None of the 49 commonly-used clinical signs, symptoms usefully discriminated those with dehydration
TUESDAY, March 12, 2019 (HealthDay News) — Many older care home residents are not being diagnosed with dehydration based on commonly-used signs and symptoms, according to a study published online March 11 in the Journal of Post-Acute and Long-Term Care Medicine.
Lee Hooper, Ph.D., from the University of East Anglia Norwich Medical School in the United Kingdom, and colleagues examined the diagnostic accuracy of commonly-used signs and symptoms of low-intake dehydration in older care home residents from 56 care homes. A total of 188 consecutively recruited care home residents aged ≥65 years without cardiac or renal failure and not receiving palliative care were recruited. Participants underwent double-blind assessment of 49 signs and symptoms of dehydration and measurement of serum osmolality from a venous blood sample over two hours.

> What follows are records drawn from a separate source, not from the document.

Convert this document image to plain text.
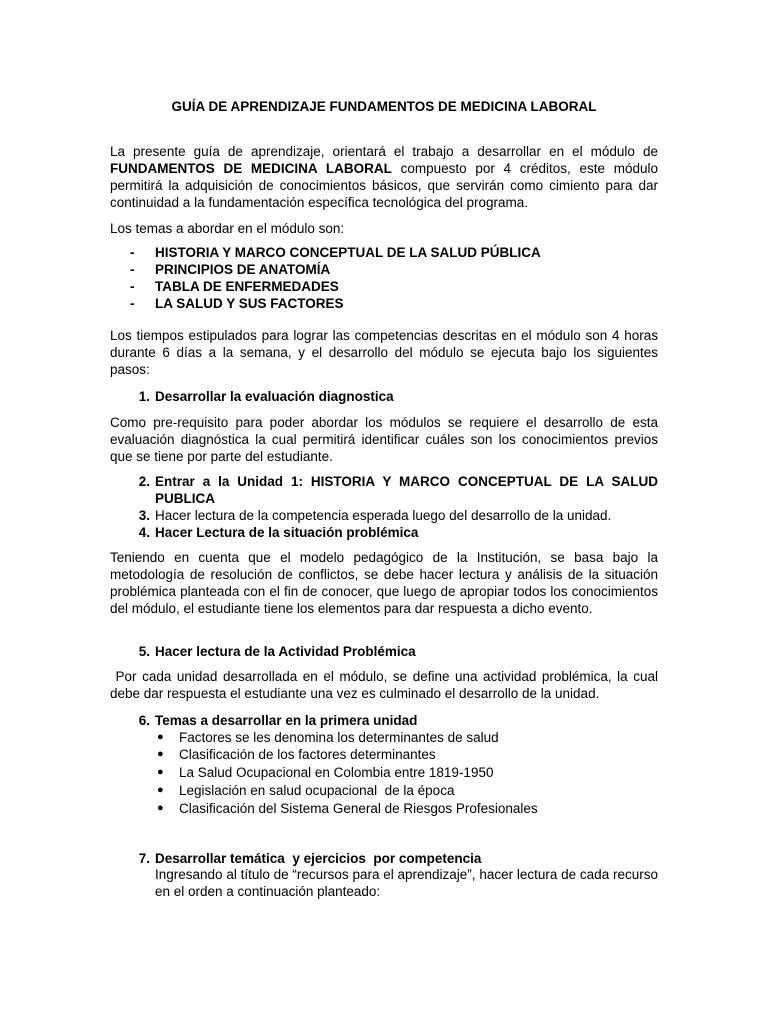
GUÍA DE APRENDIZAJE FUNDAMENTOS DE MEDICINA LABORAL
La presente guía de aprendizaje, orientará el trabajo a desarrollar en el módulo de FUNDAMENTOS DE MEDICINA LABORAL compuesto por 4 créditos, este módulo permitirá la adquisición de conocimientos básicos, que servirán como cimiento para dar continuidad a la fundamentación específica tecnológica del programa.
Los temas a abordar en el módulo son:
- HISTORIA Y MARCO CONCEPTUAL DE LA SALUD PÚBLICA
- PRINCIPIOS DE ANATOMÍA
- TABLA DE ENFERMEDADES
- LA SALUD Y SUS FACTORES
Los tiempos estipulados para lograr las competencias descritas en el módulo son 4 horas durante 6 días a la semana, y el desarrollo del módulo se ejecuta bajo los siguientes pasos:
1. Desarrollar la evaluación diagnostica
Como pre-requisito para poder abordar los módulos se requiere el desarrollo de esta evaluación diagnóstica la cual permitirá identificar cuáles son los conocimientos previos que se tiene por parte del estudiante.
2. Entrar a la Unidad 1: HISTORIA Y MARCO CONCEPTUAL DE LA SALUD PUBLICA
3. Hacer lectura de la competencia esperada luego del desarrollo de la unidad.
4. Hacer Lectura de la situación problémica
Teniendo en cuenta que el modelo pedagógico de la Institución, se basa bajo la metodología de resolución de conflictos, se debe hacer lectura y análisis de la situación problémica planteada con el fin de conocer, que luego de apropiar todos los conocimientos del módulo, el estudiante tiene los elementos para dar respuesta a dicho evento.
5. Hacer lectura de la Actividad Problémica
Por cada unidad desarrollada en el módulo, se define una actividad problémica, la cual debe dar respuesta el estudiante una vez es culminado el desarrollo de la unidad.
6. Temas a desarrollar en la primera unidad
● Factores se les denomina los determinantes de salud
● Clasificación de los factores determinantes
● La Salud Ocupacional en Colombia entre 1819-1950
● Legislación en salud ocupacional  de la época
● Clasificación del Sistema General de Riesgos Profesionales
7. Desarrollar temática  y ejercicios  por competencia
Ingresando al título de “recursos para el aprendizaje”, hacer lectura de cada recurso en el orden a continuación planteado:
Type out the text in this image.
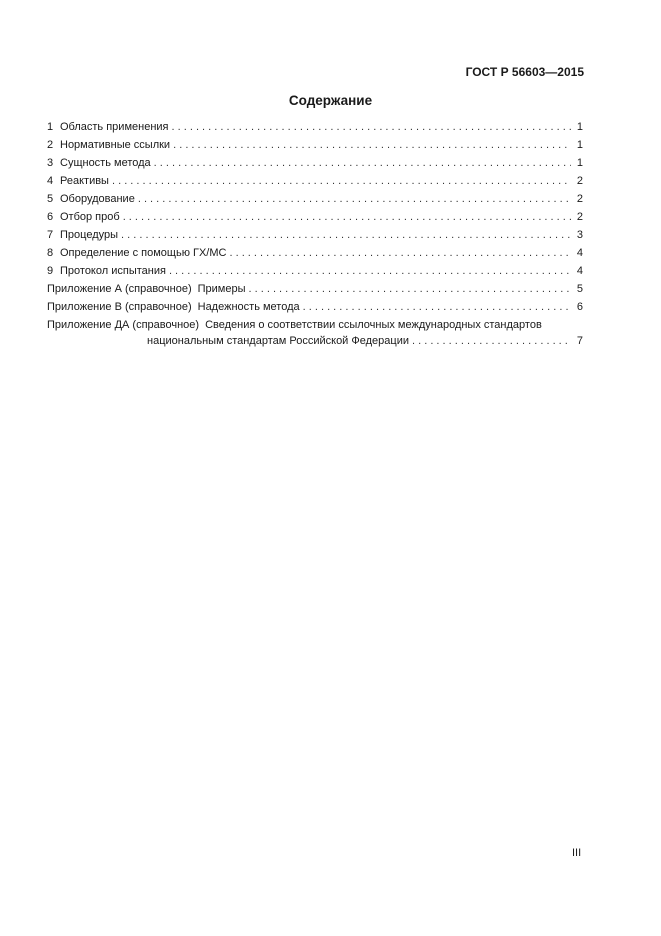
ГОСТ Р 56603—2015
Содержание
1 Область применения . . .	1
2 Нормативные ссылки . . .	1
3 Сущность метода . . .	1
4 Реактивы . . .	2
5 Оборудование . . .	2
6 Отбор проб . . .	2
7 Процедуры . . .	3
8 Определение с помощью ГХ/МС . . .	4
9 Протокол испытания . . .	4
Приложение А (справочное) Примеры . . .	5
Приложение В (справочное) Надежность метода . . .	6
Приложение ДА (справочное) Сведения о соответствии ссылочных международных стандартов
национальным стандартам Российской Федерации . . .	7
III
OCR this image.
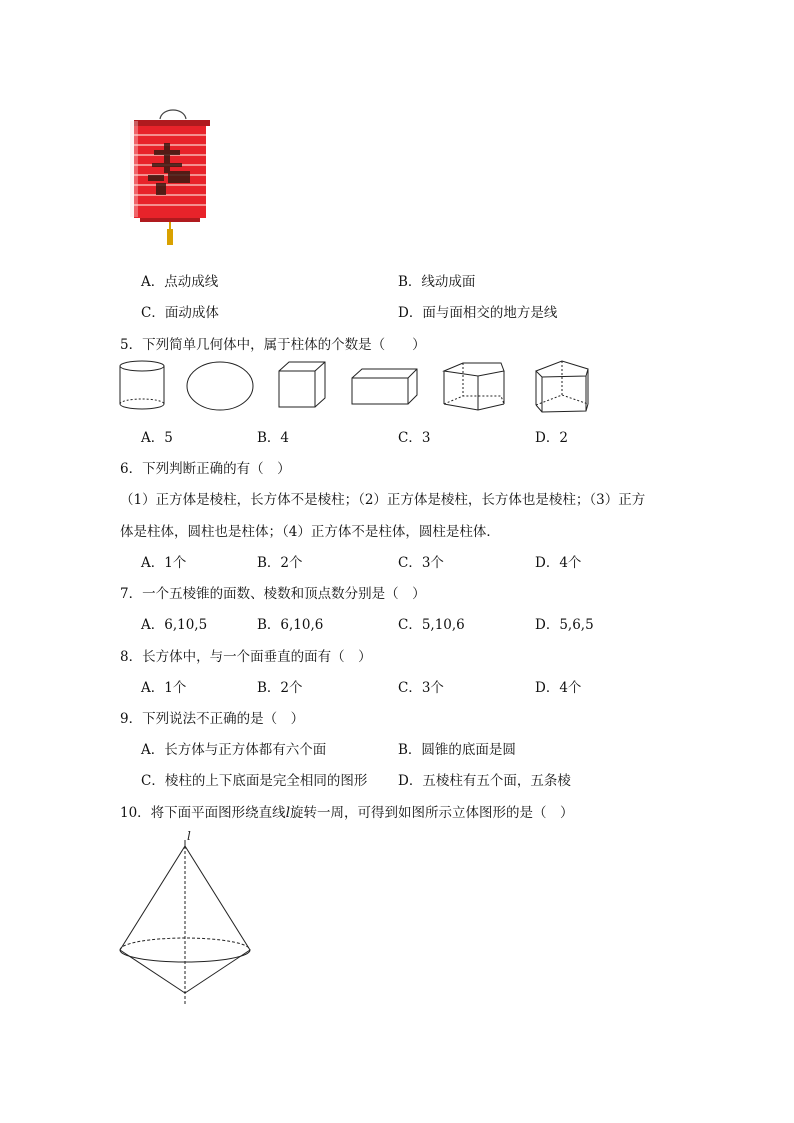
A．点动成线	B．线动成面
C．面动成体	D．面与面相交的地方是线
5．下列简单几何体中，属于柱体的个数是（　　）
A．5	B．4	C．3	D．2
6．下列判断正确的有（　）
（1）正方体是棱柱，长方体不是棱柱；（2）正方体是棱柱，长方体也是棱柱；（3）正方
体是柱体，圆柱也是柱体；（4）正方体不是柱体，圆柱是柱体．
A．1个	B．2个	C．3个	D．4个
7．一个五棱锥的面数、棱数和顶点数分别是（　）
A．6,10,5	B．6,10,6	C．5,10,6	D．5,6,5
8．长方体中，与一个面垂直的面有（　）
A．1个	B．2个	C．3个	D．4个
9．下列说法不正确的是（　）
A．长方体与正方体都有六个面	B．圆锥的底面是圆
C．棱柱的上下底面是完全相同的图形 D．五棱柱有五个面，五条棱
10．将下面平面图形绕直线l旋转一周，可得到如图所示立体图形的是（　）
l
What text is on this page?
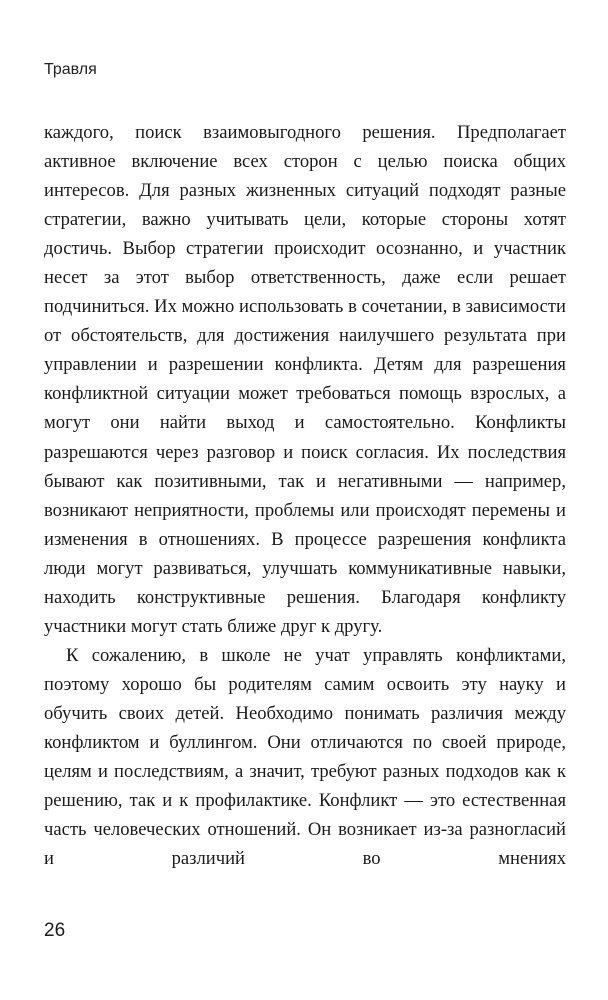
Травля

каждого, поиск взаимовыгодного решения. Предполагает активное включение всех сторон с целью поиска общих интересов. Для разных жизненных ситуаций подходят разные стратегии, важно учитывать цели, которые стороны хотят достичь. Выбор стратегии происходит осознанно, и участник несет за этот выбор ответственность, даже если решает подчиниться. Их можно использовать в сочетании, в зависимости от обстоятельств, для достижения наилучшего результата при управлении и разрешении конфликта. Детям для разрешения конфликтной ситуации может требоваться помощь взрослых, а могут они найти выход и самостоятельно. Конфликты разрешаются через разговор и поиск согласия. Их последствия бывают как позитивными, так и негативными — например, возникают неприятности, проблемы или происходят перемены и изменения в отношениях. В процессе разрешения конфликта люди могут развиваться, улучшать коммуникативные навыки, находить конструктивные решения. Благодаря конфликту участники могут стать ближе друг к другу.

К сожалению, в школе не учат управлять конфликтами, поэтому хорошо бы родителям самим освоить эту науку и обучить своих детей. Необходимо понимать различия между конфликтом и буллингом. Они отличаются по своей природе, целям и последствиям, а значит, требуют разных подходов как к решению, так и к профилактике. Конфликт — это естественная часть человеческих отношений. Он возникает из-за разногласий и различий во мнениях

26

The researchers found that none of the commonly-used clinical signs and symptoms usefully discriminated between participants with or without low-intake dehydration at either cutoff (sensitivity and specificity >70 percent for dichotomous tests; area under the receiver operating characteristic curve >0.7), although 20 percent of residents had current low-intake dehydration and 28 percent had impending dehydration.
“Further research is needed to develop and validate simple minimally-invasive assessments of low-intake dehydration in older adults to replace those currently used,” the authors write. “In the absence of simple and valid tests, development of fully automated analyzers would make routine assessment of serum osmolality in clinical settings cheaper.”